Retour à Howards End
Howards End
de James Ivory
Sélection officielle
Cannes Classics







Raison et sentiments

Après Chambre avec vue et Maurice, James Ivory adapta à nouveau un roman de E.M. Forster, en collaboration avec la scénariste Ruth Prawer Jhabvala, l'auteure de Chaleur et poussière. L'époque victorienne décrite dans l'œuvre de Forster semble inspirer le cinéaste, ici au sommet de sa période créatrice. Le récit croise le destin de trois familles. Au cœur de l'intrigue, les sœurs Margaret (Emma Thompson) et Helen Schlegel (Helena Bonham Carter), cultivées et ouvertes d'esprit, font partie de la classe moyenne éclairée et fréquentent divers milieux sociaux. Elles sont soutenues affectivement par leur vieille tante Juley (Prunella Scales) et leur jeune frère Tibby (Adrian Ross Magenty), avocat. Margaret et Helen sont liées avec la famille Wilcox dont le patriarche, Henry (Anthony Hopkins), est un important industriel ayant fait fortune en Inde. Si Helen entretient une brève idylle avec Paul, le fils cadet, Margaret devient l'amie de Ruth (Vanessa Redgrave), la mère. Quand cette dernière, mourante, lègue le cottage Howards End à Margaret, les Wilcox font disparaître le testament... La qualité du récit tient bien sûr à la richesse du matériau original mais James Ivory et sa scénariste transposent avec bonheur le foisonnement romanesque à l'écran. D'une série d'intrigues qui auraient pu paraître désuètes, Ivory tire un film au lyrisme contenu, et captivant par la finesse avec laquelle sont dépeintes ces incarnations d'une époque révolue : vieilles filles prenant le thé et discutant peinture ou musique, bourgeois arrogants enlisés dans leurs préjugés, gouvernante hantant un manoir abandonné... Les figures principales et secondaires de cette chronique de mœurs ont un réel pouvoir de fascination et le film, au même titre que le roman, analyse des rapports de classe impitoyables.

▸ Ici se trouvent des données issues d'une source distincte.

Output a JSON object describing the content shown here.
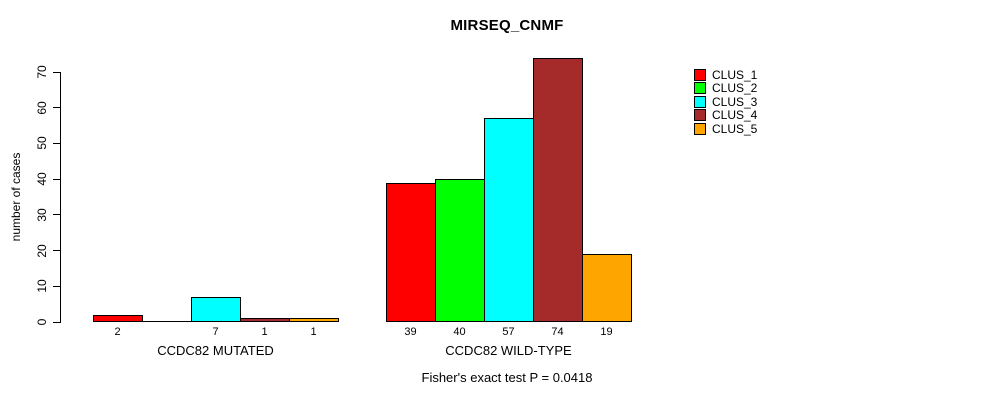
{
  "chart_data": {
    "type": "bar",
    "title": "MIRSEQ_CNMF",
    "ylabel": "number of cases",
    "ylim": [
      0,
      70
    ],
    "yticks": [
      0,
      10,
      20,
      30,
      40,
      50,
      60,
      70
    ],
    "grid": false,
    "legend_position": "right",
    "bar_value_labels": true,
    "categories": [
      "CCDC82 MUTATED",
      "CCDC82 WILD-TYPE"
    ],
    "series": [
      {
        "name": "CLUS_1",
        "color": "#FF0000",
        "values": [
          2,
          39
        ]
      },
      {
        "name": "CLUS_2",
        "color": "#00FF00",
        "values": [
          0,
          40
        ]
      },
      {
        "name": "CLUS_3",
        "color": "#00FFFF",
        "values": [
          7,
          57
        ]
      },
      {
        "name": "CLUS_4",
        "color": "#A52A2A",
        "values": [
          1,
          74
        ]
      },
      {
        "name": "CLUS_5",
        "color": "#FFA500",
        "values": [
          1,
          19
        ]
      }
    ],
    "annotation": "Fisher's exact test P = 0.0418"
  }
}
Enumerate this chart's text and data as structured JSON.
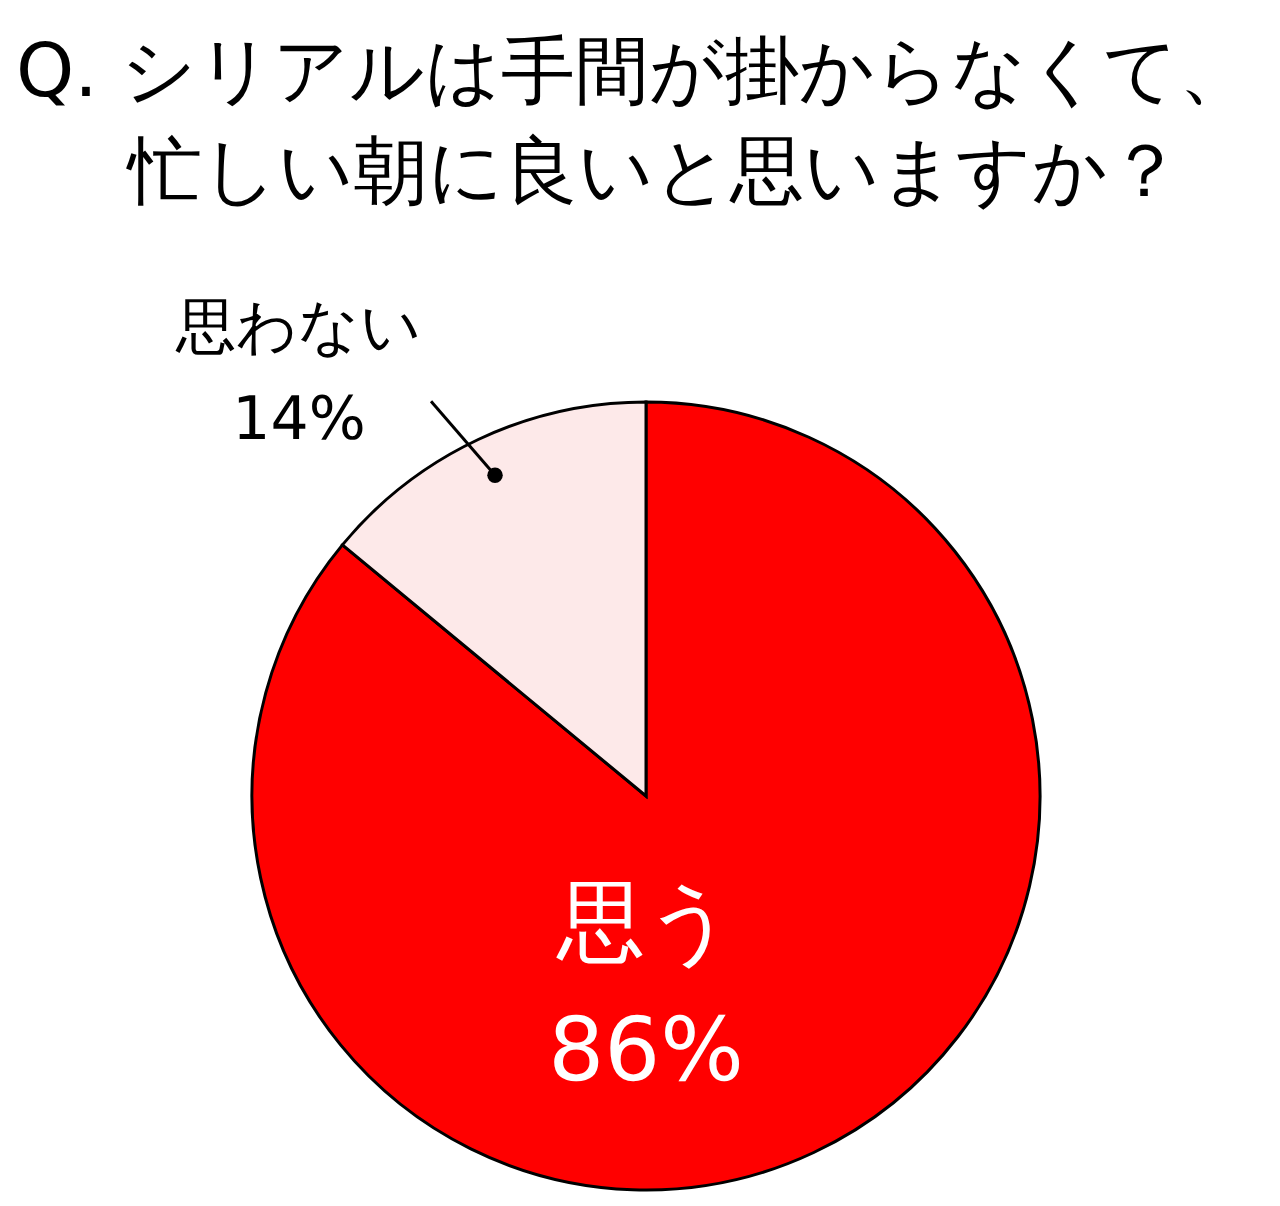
{
  "chart_data": {
    "type": "pie",
    "title": "Q. シリアルは手間が掛からなくて、忙しい朝に良いと思いますか？",
    "categories": [
      "思う",
      "思わない"
    ],
    "values": [
      86,
      14
    ],
    "colors": [
      "#ff0000",
      "#fde9e9"
    ],
    "value_labels": [
      "86%",
      "14%"
    ]
  }
}
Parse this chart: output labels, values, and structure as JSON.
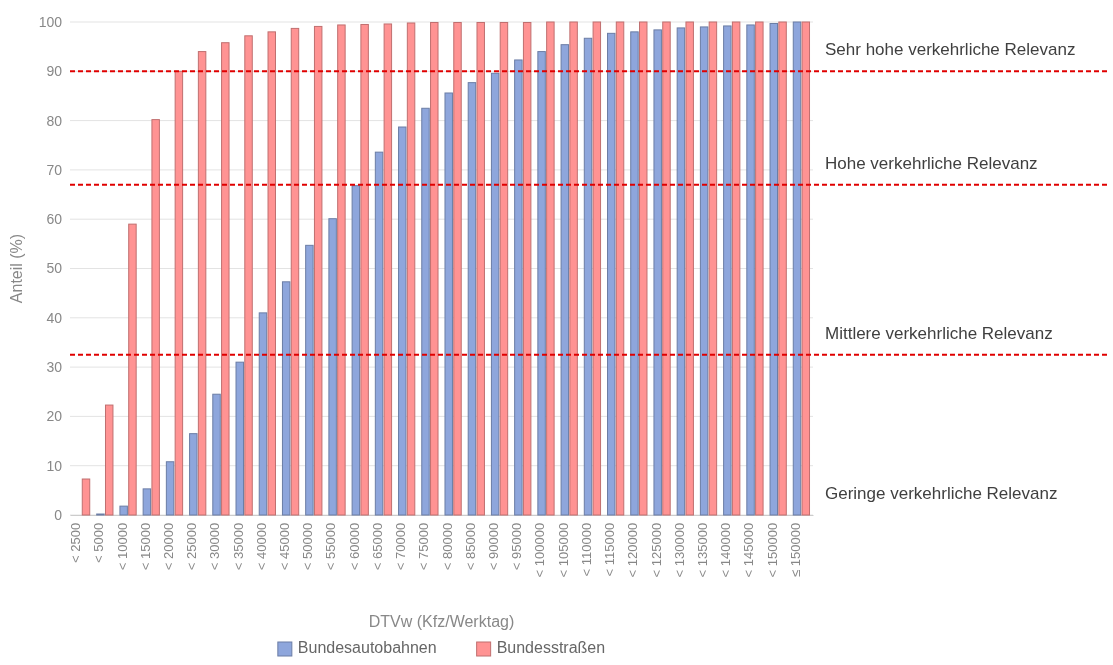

Les Schlegel font partie d'une petite bourgeoisie progressiste, aimant l'art et partageant des valeurs d'humanisme et de liberté. Les Wilcox sont des capitalistes conservateurs, attachés aux convenances, plaçant l'argent et l'ordre social au cœur de leurs valeurs. Le besoin de confort matériel de Margaret et l'altruisme de Ruth feront la jonction entre les deux familles, définitivement unies lorsque Henry déclarera sa flamme à Margaret. Mais la cohésion familiale est mise à mal par les personnalités sociales trop antagonistes et radicales de certains de ses membres, du cupide Charles Wilcox (James Wilby) à l'intransigeante Helen. Et lorsque le jeune couple désargenté formé par Leonard (Samuel West) et Jacky (Nicola Duffett) vient se greffer dans leurs affaires privées et publiques, la parentèle est au bord de l'implosion... James Ivory filme avec retenue et élégance ce petit théâtre de la raison et des sentiments, avec classicisme mais sans académisme. La beauté plastique qui s'en dégage doit beaucoup à la photo de Tony Pierce-Roberts, aux décors de John Ralph et aux costumes de Jenny Beavan et John Bright qui, loin de pétrifier l'œuvre, amplifient la grâce d'un travail d'orfèvre. Après une série de films plus ou moins confidentiels, Retour à Howards End marqua la consécration d'Ivory et son fidèle producteur Ismail Merchant. Le film fut couronné par de nombreuses récompenses dont le prix du 45e anniversaire du Festival de Cannes et l'Oscar de la meilleure actrice pour Emma Thompson. Il vient de faire l'objet d'une restauration numérique à partir du négatif caméra original détenu aux archives du George Eastman Museum.

Gérard Crespo



 

 


1992 - 2h20 - Royaume-Uni, Japon - Scénario : Ruth PRAWER JHABVALA, d'après le roman de Edward Morgan Forster - Interprétation : Anthony HOPKINS, Emma THOMPSON, Vanessa REDGRAVE, Helena BONHAM CARTER, James WILBY, Jemma REDGRAVE, Samuel WEST, Prunella SCALES, Susie LINDEMAN, Nicola DUFFETT.